Models: EnsembleFNO2d, BayesianFNO2d, MCDropoutFNO2d, OutputVarFNO2d, DiverseFNO2d
Datasets: HeatEquation_1D, PME_1D, StefanPME_1D, LinearAdvection_1D.

## Sources
This repo contains modified versions of the code found in the following repos:

https://github.com/zongyi-li/fourier_neural_operator: For implementation of the Fourier Neural Operator (FNO) (MIT license)

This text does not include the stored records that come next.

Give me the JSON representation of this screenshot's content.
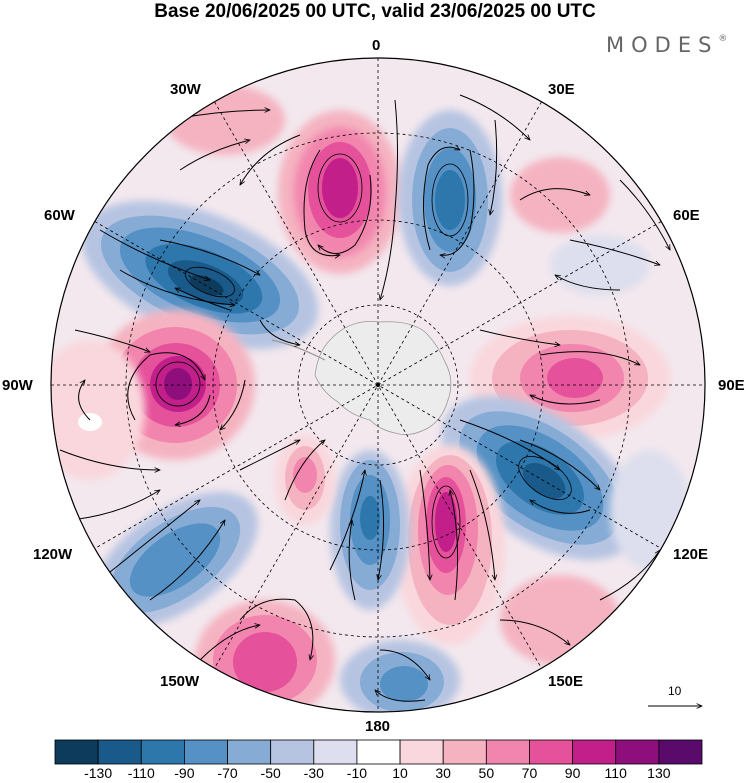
{
  "title": "Base 20/06/2025 00 UTC, valid 23/06/2025 00 UTC",
  "brand": "MODES",
  "brand_mark": "®",
  "longitude_labels": {
    "lon0": "0",
    "lon30e": "30E",
    "lon60e": "60E",
    "lon90e": "90E",
    "lon120e": "120E",
    "lon150e": "150E",
    "lon180": "180",
    "lon150w": "150W",
    "lon120w": "120W",
    "lon90w": "90W",
    "lon60w": "60W",
    "lon30w": "30W"
  },
  "reference_vector": "10",
  "colorbar": {
    "ticks": [
      "-130",
      "-110",
      "-90",
      "-70",
      "-50",
      "-30",
      "-10",
      "10",
      "30",
      "50",
      "70",
      "90",
      "110",
      "130"
    ],
    "colors": [
      "#0d3b5c",
      "#1a5a8a",
      "#2e77ad",
      "#5591c4",
      "#86acd6",
      "#b6c4e2",
      "#dddfee",
      "#ffffff",
      "#f9d7dc",
      "#f5b3c1",
      "#f285ad",
      "#e5519a",
      "#c21f8a",
      "#8e0f7c",
      "#5a0a6b"
    ]
  },
  "anomaly_centers": [
    {
      "id": "pos-0-15w",
      "sign": "positive",
      "value": 110
    },
    {
      "id": "neg-15e",
      "sign": "negative",
      "value": -110
    },
    {
      "id": "neg-55w",
      "sign": "negative",
      "value": -130
    },
    {
      "id": "pos-95w",
      "sign": "positive",
      "value": 130
    },
    {
      "id": "pos-90e",
      "sign": "positive",
      "value": 90
    },
    {
      "id": "neg-120e",
      "sign": "negative",
      "value": -110
    },
    {
      "id": "pos-160e",
      "sign": "positive",
      "value": 110
    },
    {
      "id": "neg-175w",
      "sign": "negative",
      "value": -90
    },
    {
      "id": "pos-155w",
      "sign": "positive",
      "value": 50
    },
    {
      "id": "neg-130w",
      "sign": "negative",
      "value": -70
    },
    {
      "id": "pos-155w-outer",
      "sign": "positive",
      "value": 90
    },
    {
      "id": "neg-170e-outer",
      "sign": "negative",
      "value": -90
    },
    {
      "id": "pos-45e",
      "sign": "positive",
      "value": 30
    },
    {
      "id": "neg-70e",
      "sign": "negative",
      "value": -30
    }
  ]
}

https://github.com/amazon-science/probconserv: For implementation of ProbConserv (Apache 2.0 license)

## Citation
If you use this code, or our work, please cite:

```
@inproceedings{mouli2024_ood_uq_no,
title={Using Uncertainty Quantification to Characterize and Improve Out-of-Domain Learning for PDEs},
author={Mouli, S.C., Maddix, D.C., Alizadeh, S., Gupta, G., Stuart, A., Mahoney, M.W., Wang, Y.},
booktitle={International Conference on Machine Learning},
volume = {235},
organization={PMLR},
year={2024}
}
```

## Security

See [CONTRIBUTING](CONTRIBUTING.md#security-issue-notifications) for more information.

## License

This project is licensed under the Apache-2.0 License.